I'm in the middle of the best spy novel that I have read in years, Charles McCarry's Old Boys. The novel involves Nazis, an ancient Roman document that sheds light on the "Jesus movement" of 2000 years ago, and a jihadi who may or may not have control over some "suitcase nukes." The book is filled with descriptions of tradecraft, such as:
"What am I looking for?"

"Try ethnic characteristics."

Across the street I saw three Middle Eastern types, one of them talking into a cell phone. A bit farther down the avenue, another one was talking into his cell phone. I assumed they were talking to each other and perhaps to others elsewhere in the crowd. Then I saw them everywhere I looked. It was like quitting time at the mosque.
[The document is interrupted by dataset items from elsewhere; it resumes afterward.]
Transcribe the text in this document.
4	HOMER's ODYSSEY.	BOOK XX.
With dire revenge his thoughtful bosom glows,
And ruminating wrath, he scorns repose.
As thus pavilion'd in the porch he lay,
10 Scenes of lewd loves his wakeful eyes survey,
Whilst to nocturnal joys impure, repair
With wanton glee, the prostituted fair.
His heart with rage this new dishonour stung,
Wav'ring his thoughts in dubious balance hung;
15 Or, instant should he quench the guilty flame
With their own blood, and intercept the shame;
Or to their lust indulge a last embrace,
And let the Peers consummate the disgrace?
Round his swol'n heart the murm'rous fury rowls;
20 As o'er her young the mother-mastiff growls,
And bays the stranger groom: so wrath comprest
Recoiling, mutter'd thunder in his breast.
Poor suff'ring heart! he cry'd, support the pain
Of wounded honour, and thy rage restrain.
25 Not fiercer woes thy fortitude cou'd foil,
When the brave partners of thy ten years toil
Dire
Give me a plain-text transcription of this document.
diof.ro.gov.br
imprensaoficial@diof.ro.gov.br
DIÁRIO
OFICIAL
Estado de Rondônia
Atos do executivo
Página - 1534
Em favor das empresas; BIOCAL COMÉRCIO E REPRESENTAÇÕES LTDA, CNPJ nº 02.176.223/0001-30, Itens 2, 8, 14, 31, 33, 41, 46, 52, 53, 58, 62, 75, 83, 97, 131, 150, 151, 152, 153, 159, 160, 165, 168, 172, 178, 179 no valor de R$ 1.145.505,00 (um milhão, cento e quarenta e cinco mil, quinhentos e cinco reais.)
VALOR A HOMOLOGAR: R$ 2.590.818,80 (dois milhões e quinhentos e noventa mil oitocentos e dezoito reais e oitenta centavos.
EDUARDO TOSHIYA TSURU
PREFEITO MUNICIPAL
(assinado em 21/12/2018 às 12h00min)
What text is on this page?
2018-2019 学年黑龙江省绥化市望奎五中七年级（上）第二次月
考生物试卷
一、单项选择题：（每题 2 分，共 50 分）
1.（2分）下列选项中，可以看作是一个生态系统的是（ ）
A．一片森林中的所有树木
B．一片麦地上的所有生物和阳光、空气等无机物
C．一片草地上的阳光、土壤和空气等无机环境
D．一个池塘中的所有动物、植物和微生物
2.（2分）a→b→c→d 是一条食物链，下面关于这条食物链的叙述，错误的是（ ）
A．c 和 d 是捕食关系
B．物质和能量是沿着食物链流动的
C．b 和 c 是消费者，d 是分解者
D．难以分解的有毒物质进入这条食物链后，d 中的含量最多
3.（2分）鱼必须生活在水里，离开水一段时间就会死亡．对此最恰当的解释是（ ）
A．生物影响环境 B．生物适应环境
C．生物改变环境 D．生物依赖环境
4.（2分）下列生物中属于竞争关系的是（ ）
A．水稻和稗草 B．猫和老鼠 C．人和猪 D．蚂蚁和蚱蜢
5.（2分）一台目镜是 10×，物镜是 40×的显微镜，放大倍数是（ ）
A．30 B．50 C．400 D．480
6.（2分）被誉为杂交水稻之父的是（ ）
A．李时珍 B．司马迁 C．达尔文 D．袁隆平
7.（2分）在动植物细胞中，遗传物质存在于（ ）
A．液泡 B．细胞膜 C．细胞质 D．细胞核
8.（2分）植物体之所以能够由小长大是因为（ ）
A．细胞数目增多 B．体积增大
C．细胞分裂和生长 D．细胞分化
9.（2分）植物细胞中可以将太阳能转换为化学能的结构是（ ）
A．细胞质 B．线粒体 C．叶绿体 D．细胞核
It was hard to believe, but it looked like I was being swarmed. This was an unexpected compliment. An exercise of this kind, called waterfall surveillance in the jargon, is very, very expensive and can also be seen as an admissionn of defeat on the part of the people who are watching you. Waterfall surveillance involves walking right at the target face to face and making eye contact instead of sneaking along behind in the usual way. It requires a small army of agents, all targeted on a single person who would, of course, have to be blind and stupid not to understand what was happening.

Recognizing Old Boys is a book, read the whole thing.

1 Comments:

By Anonymous Anonymous, at Fri Jun 03, 06:34:00 PM:

And it's not even McCarry's best book! Read "Tears of Autumn" and the other early Paul Christopher novels -- they're all newly back in print -- M.